Reactions to the district’s approach, both locally and nationally, have been mixed. Over the weekend I saw a Second Amendment advocate and a gun control advocate on a television news program debating school safety. As you might imagine, they disagreed on many points. But they seemed to agree that giving students rocks with which to protect themselves against an armed intruder is a dumb idea.
I couldn’t disagree more. I say give our kids rocks, rocks, and more rocks, along with permission to use them if someone comes into their classroom shooting.
The point of this article is not to go into all the problems with how we do education in this country. But for the record, we do it all wrong. We put our kids in huge, locked compounds with lots of little, boxy rooms, and enslave them to a bell that has no concern for what they happen to be doing when it’s time to switch rooms. We take away all their responsibility for their behavior and learning, and are surprised when they lose interest in the business at hand. We turn schools into something resembling prisons and scratch our heads when our children come out of them ill-prepared for the adult world.
By contrast, giving kids a bucket of rocks to use against an intruder sends a couple of messages that will serve them well for the rest of their lives.
Rocks Can Communicate Important Truths
First, it lets them know that no matter what security measures we take in life—no matter what we do to try to be safe—there are no guarantees.

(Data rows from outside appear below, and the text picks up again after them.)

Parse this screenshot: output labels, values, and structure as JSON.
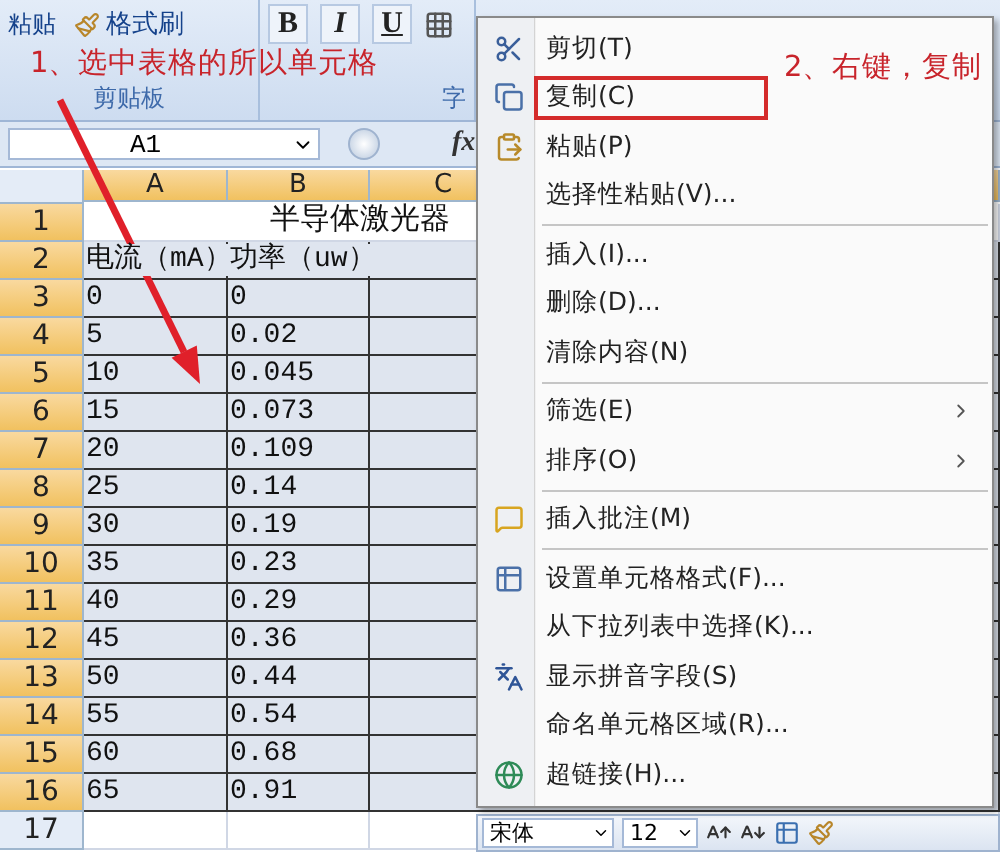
{
  "ribbon": {
    "paste": "粘贴",
    "format_painter": "格式刷",
    "clipboard_group": "剪贴板",
    "bold": "B",
    "italic": "I",
    "underline": "U",
    "font_group": "字"
  },
  "annotations": [
    {
      "text": "1、选中表格的所以单元格"
    },
    {
      "text": "2、右键，复制"
    }
  ],
  "formula_bar": {
    "name_box": "A1",
    "fx": "fx"
  },
  "columns": [
    {
      "label": "A",
      "selected": true
    },
    {
      "label": "B",
      "selected": true
    },
    {
      "label": "C",
      "selected": true
    }
  ],
  "rows": [
    {
      "number": "1",
      "selected": true,
      "active": true,
      "kind": "title",
      "title": "半导体激光器"
    },
    {
      "number": "2",
      "selected": true,
      "kind": "data",
      "cells": [
        "电流（mA）",
        "功率（uw）"
      ]
    },
    {
      "number": "3",
      "selected": true,
      "kind": "data",
      "cells": [
        "0",
        "0"
      ]
    },
    {
      "number": "4",
      "selected": true,
      "kind": "data",
      "cells": [
        "5",
        "0.02"
      ]
    },
    {
      "number": "5",
      "selected": true,
      "kind": "data",
      "cells": [
        "10",
        "0.045"
      ]
    },
    {
      "number": "6",
      "selected": true,
      "kind": "data",
      "cells": [
        "15",
        "0.073"
      ]
    },
    {
      "number": "7",
      "selected": true,
      "kind": "data",
      "cells": [
        "20",
        "0.109"
      ]
    },
    {
      "number": "8",
      "selected": true,
      "kind": "data",
      "cells": [
        "25",
        "0.14"
      ]
    },
    {
      "number": "9",
      "selected": true,
      "kind": "data",
      "cells": [
        "30",
        "0.19"
      ]
    },
    {
      "number": "10",
      "selected": true,
      "kind": "data",
      "cells": [
        "35",
        "0.23"
      ]
    },
    {
      "number": "11",
      "selected": true,
      "kind": "data",
      "cells": [
        "40",
        "0.29"
      ]
    },
    {
      "number": "12",
      "selected": true,
      "kind": "data",
      "cells": [
        "45",
        "0.36"
      ]
    },
    {
      "number": "13",
      "selected": true,
      "kind": "data",
      "cells": [
        "50",
        "0.44"
      ]
    },
    {
      "number": "14",
      "selected": true,
      "kind": "data",
      "cells": [
        "55",
        "0.54"
      ]
    },
    {
      "number": "15",
      "selected": true,
      "kind": "data",
      "cells": [
        "60",
        "0.68"
      ]
    },
    {
      "number": "16",
      "selected": true,
      "kind": "data",
      "cells": [
        "65",
        "0.91"
      ]
    },
    {
      "number": "17",
      "selected": false,
      "kind": "data"
    }
  ],
  "context_menu": [
    {
      "kind": "item",
      "label": "剪切(T)",
      "highlighted": false,
      "submenu": false
    },
    {
      "kind": "item",
      "label": "复制(C)",
      "highlighted": true,
      "submenu": false
    },
    {
      "kind": "item",
      "label": "粘贴(P)",
      "highlighted": false,
      "submenu": false
    },
    {
      "kind": "item",
      "label": "选择性粘贴(V)...",
      "highlighted": false,
      "submenu": false
    },
    {
      "kind": "separator"
    },
    {
      "kind": "item",
      "label": "插入(I)...",
      "highlighted": false,
      "submenu": false
    },
    {
      "kind": "item",
      "label": "删除(D)...",
      "highlighted": false,
      "submenu": false
    },
    {
      "kind": "item",
      "label": "清除内容(N)",
      "highlighted": false,
      "submenu": false
    },
    {
      "kind": "separator"
    },
    {
      "kind": "item",
      "label": "筛选(E)",
      "highlighted": false,
      "submenu": true
    },
    {
      "kind": "item",
      "label": "排序(O)",
      "highlighted": false,
      "submenu": true
    },
    {
      "kind": "separator"
    },
    {
      "kind": "item",
      "label": "插入批注(M)",
      "highlighted": false,
      "submenu": false
    },
    {
      "kind": "separator"
    },
    {
      "kind": "item",
      "label": "设置单元格格式(F)...",
      "highlighted": false,
      "submenu": false
    },
    {
      "kind": "item",
      "label": "从下拉列表中选择(K)...",
      "highlighted": false,
      "submenu": false
    },
    {
      "kind": "item",
      "label": "显示拼音字段(S)",
      "highlighted": false,
      "submenu": false
    },
    {
      "kind": "item",
      "label": "命名单元格区域(R)...",
      "highlighted": false,
      "submenu": false
    },
    {
      "kind": "item",
      "label": "超链接(H)...",
      "highlighted": false,
      "submenu": false
    }
  ],
  "mini_toolbar": {
    "font": "宋体",
    "size": "12"
  }
}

Human beings are fallible, along with the machines and systems they devise in the pursuit of safety.
Sometimes people fail. Sometimes their contraptions fail. And sometimes a crazy person who doesn’t care what happens to himself decides to run down 86 innocent pedestrians on a crowded promenade. Unfortunately, we can’t stop every person who is intent on killing, and the sooner we realize and accept that fact, the quicker we can get on with real life.

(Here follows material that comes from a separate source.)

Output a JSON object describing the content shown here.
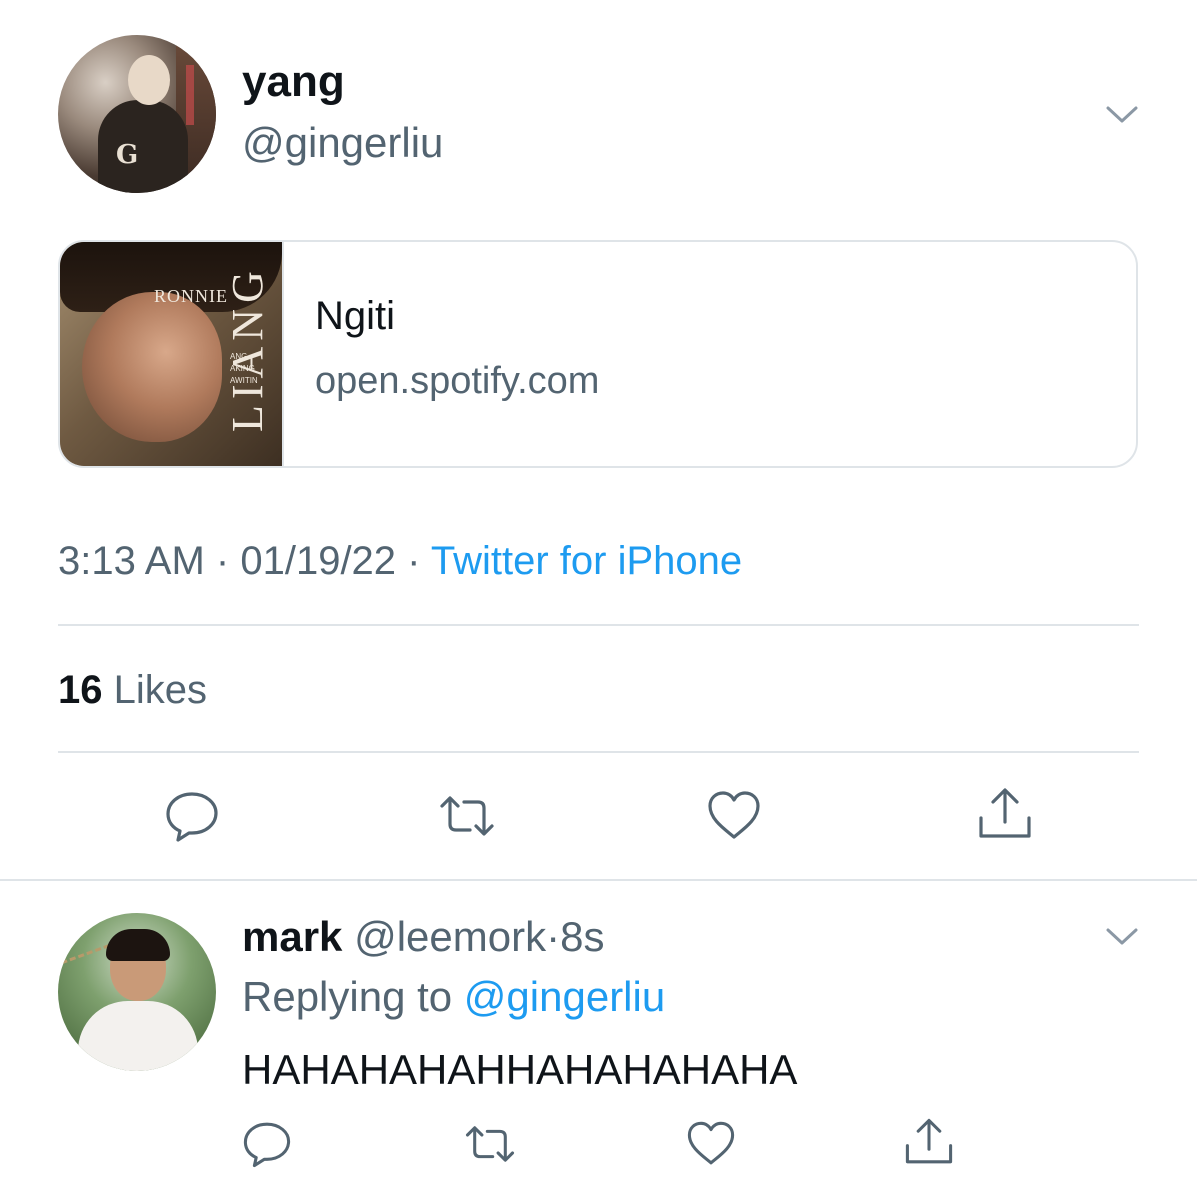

Second, giving our children rocks with which to defend themselves says to them, “You are strong. You are capable. You have power, and we believe in you and your ability to act.”

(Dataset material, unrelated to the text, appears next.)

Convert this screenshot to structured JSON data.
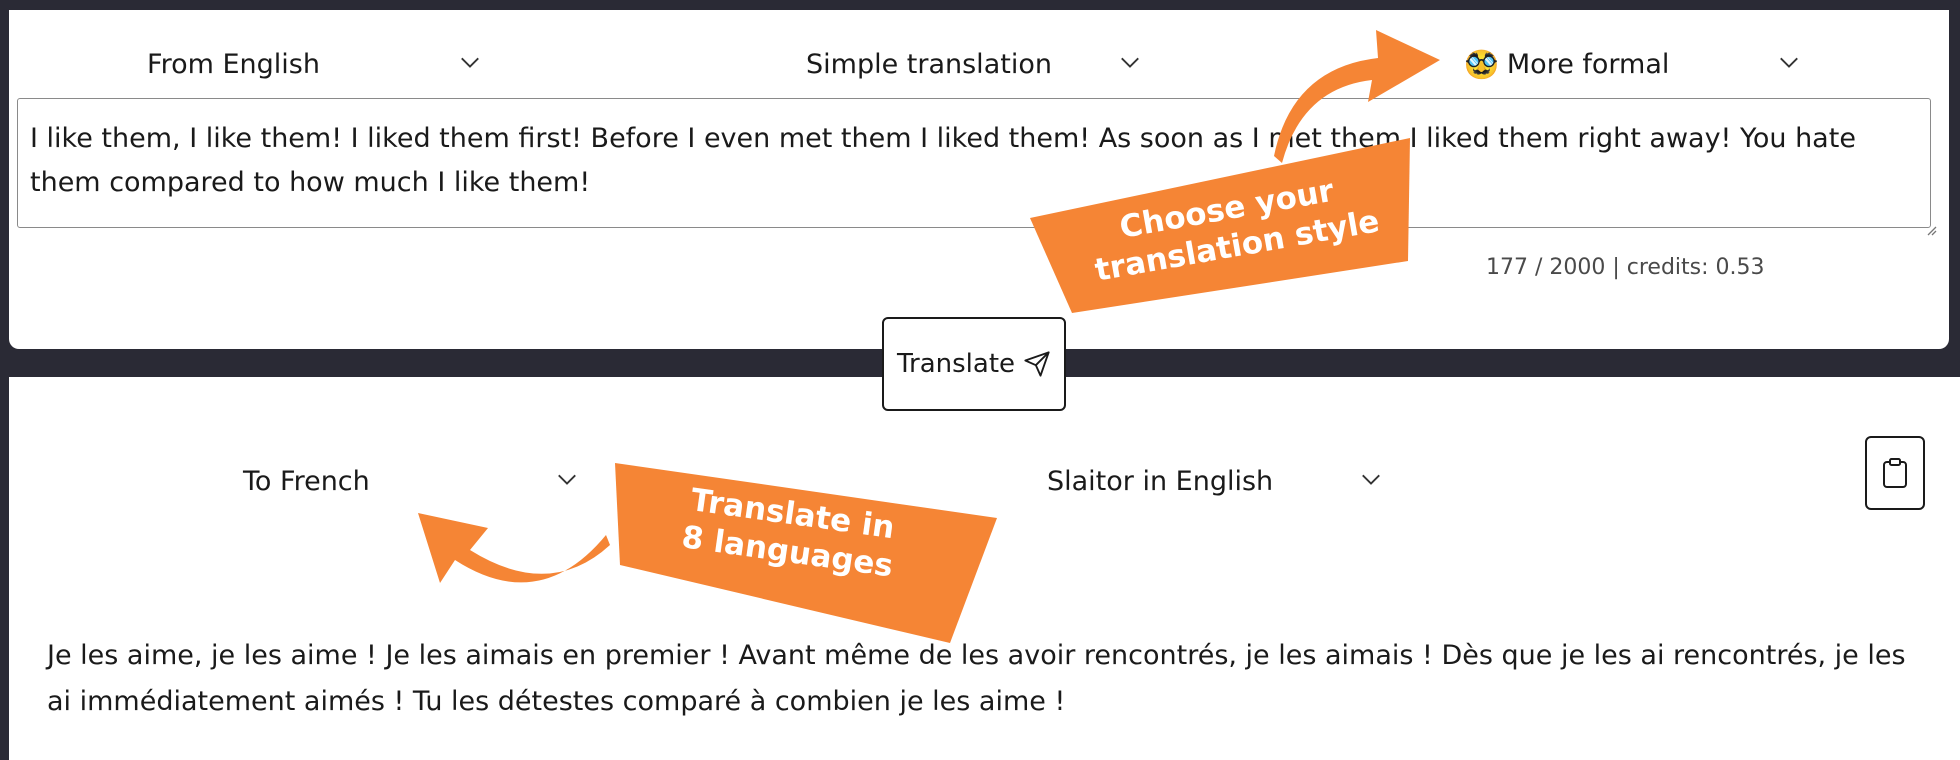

Even though we claim in this country to want to teach our kids to believe in themselves, we have mostly gotten it wrong. Our approach for years now has been grounded in teaching “self-esteem.” The problem with the self-esteem approach is nothing undergirds it, and anyone, including a child, who gives it any thought at all eventually realizes that. When you base your worth entirely on how you feel about yourself, it takes very little for that sense of worth to come crashing down when you have a bad day (or series of days).
This is why I, as a Christian, look outside of myself for my sense of worth. No matter how I feel from one day to the next, my God tells me I matter to him. But barring the extrinsic sense of worth that comes from faith in a loving God, one needs more than the empty mantra of “believe in yourself” to succeed in doing so.
Humans need the sense of personal autonomy that comes from knowing we have real knowledge, ability, and power. Our public education paradigm is very good at ripping all of that away from kids, as it tells them they are incapable of making good decisions or taking responsibility for themselves unless their caretakers hold their hands every second. Giving a classroom full of students a bucket full of rocks, on the other hand, says loudly and clearly, “We want you to take responsibility for yourself.”
Turn Soft Targets Into Rock-Throwing Targets
I recently took part in active-shooter training as part of my job. One of the suggestions was to keep one or more canned good items in my desk to use against a possible intruder. The message was that someone who comes into a building wanting to kill has the goal of killing as many people as possible in as short an amount of time as possible because he knows it’s likely he’s not going to come out of it alive.
So, if there is resistance of some sort, even in the form of canned goods flying at him, the shooter may very well move on to what he hopes will be an easier target. If the next target is also throwing cans, who knows? Maybe the would-be shooter will keep on moving until he moves himself right into a nice spray of bullets.
More than 16 years ago on a beautiful September morning, passengers on United Flight 93 realized the four hijackers of their plane were likely planning on intentionally crashing it into a building, as other hijackers had already done with other planes. The United passengers fought back, and in so doing, may have saved countless other lives. Their weapon? A food cart.
Canned goods, rocks, food carts, or something else—it really doesn’t matter. The message is, if you can’t run, and you can’t hide, fight. Fight with everything you have. It’s a message we all need to learn and take to heart, including our children.